Now, I don’t know about you, but the moment that Ace jumps into the water is… impossibly beautiful. As far as I’m concerned it’s probably one of the five most beautiful moments in the entire classic series. Twenty six years and that’s one of the best. And it’s a lot of things. It’s a callback to Ms. Hardaker’s line about the legend of Maiden’s Point and how “when you stand on those cliffs, you can hear the terrible lost cries of girls who went to that place with evil in their hearts. Girls who are damned forever.” And how Ace is one of those girls who has so much anger and evil in her heart that she needs cleansed.

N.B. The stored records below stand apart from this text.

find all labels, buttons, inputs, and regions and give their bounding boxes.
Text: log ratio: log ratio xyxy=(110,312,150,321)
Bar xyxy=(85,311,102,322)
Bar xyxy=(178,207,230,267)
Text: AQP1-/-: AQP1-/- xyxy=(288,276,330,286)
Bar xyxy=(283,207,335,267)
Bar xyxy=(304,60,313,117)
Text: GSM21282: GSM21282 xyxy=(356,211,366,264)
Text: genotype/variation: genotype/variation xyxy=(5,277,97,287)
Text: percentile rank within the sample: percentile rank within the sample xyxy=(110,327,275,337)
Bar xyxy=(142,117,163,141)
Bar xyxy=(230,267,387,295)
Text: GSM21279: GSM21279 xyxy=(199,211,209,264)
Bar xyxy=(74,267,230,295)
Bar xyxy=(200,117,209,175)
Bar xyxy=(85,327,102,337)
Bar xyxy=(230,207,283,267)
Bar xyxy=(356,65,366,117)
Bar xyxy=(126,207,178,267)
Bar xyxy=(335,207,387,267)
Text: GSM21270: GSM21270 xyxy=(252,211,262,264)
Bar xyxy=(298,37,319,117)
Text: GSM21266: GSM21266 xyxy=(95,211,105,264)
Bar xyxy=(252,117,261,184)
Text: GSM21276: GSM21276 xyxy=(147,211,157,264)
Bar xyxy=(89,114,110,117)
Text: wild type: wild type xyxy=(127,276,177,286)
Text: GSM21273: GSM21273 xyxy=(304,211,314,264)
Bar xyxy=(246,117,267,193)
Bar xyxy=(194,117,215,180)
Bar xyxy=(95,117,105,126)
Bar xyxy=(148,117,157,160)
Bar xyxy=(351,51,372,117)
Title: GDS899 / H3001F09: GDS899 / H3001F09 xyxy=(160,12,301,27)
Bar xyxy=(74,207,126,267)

So she dives in. And receives her baptism. And it cleanses her. Of everything. Her fear. Her doubt. Her hatred. She lets it all go.
And so she is absolved.
And so she is absolved.
And god is it beautiful. To see the moment of metaphor contextualized in an actual event that is relevant to the story is like… It’s my favorite kind of writing. It’s a mission statement moment. It’s the moment that Buffy is swordfighting Angel and he asks her, “That’s everything, huh? No weapons, no friends. No hope. Take all that away and what’s left?” and she catches the sword he swings at her face and says “Me.” God. It’s just so poetic and beautiful and so inherently… human. Is it written? Sure. But I like writing and I like characters and I love that moment when a character accepts what it is they need to learn, when they embrace the change and allow it to infest them full force. And they are changed forever.
It’s… there are no words other than what I’ve said. It’s just a moment of beautiful, elegant poetry that is… unique to the Classic series. And it makes this episode resound as it not only sticks the landing, but throws an extra twist just before the stick. Genius.
Final Thoughts?: Not only is this story easily one of the best McCoy stories, but it's easily one of the best Classic Series stories ever. Period.
Hell, everything in the endgame is remarkably cathartic and all stems from a place of real character. Breaking Ace's faith is inherent to The Doctor's success and making Ace hate him as she hates her mother utterly breaks and destroys him. He is infinitely remorseful about it, but it proves his faith in her is founded and that his faith speaks to something truly dark. Deep down he knows how fragile she is and he knows that she is the "emotional cripple" he refers to her as. Clearly this isn't the first time he's thought of it because it's so emotionally... specific. It hits her right where he knows it will and does exactly what he needs it to do.
It's an incredible story and so good that I would possibly call it flawless and not feel bad about it. It's elegant, beautiful and one of the best offerings in Classic Who. Amazing. Incredible. There are no words.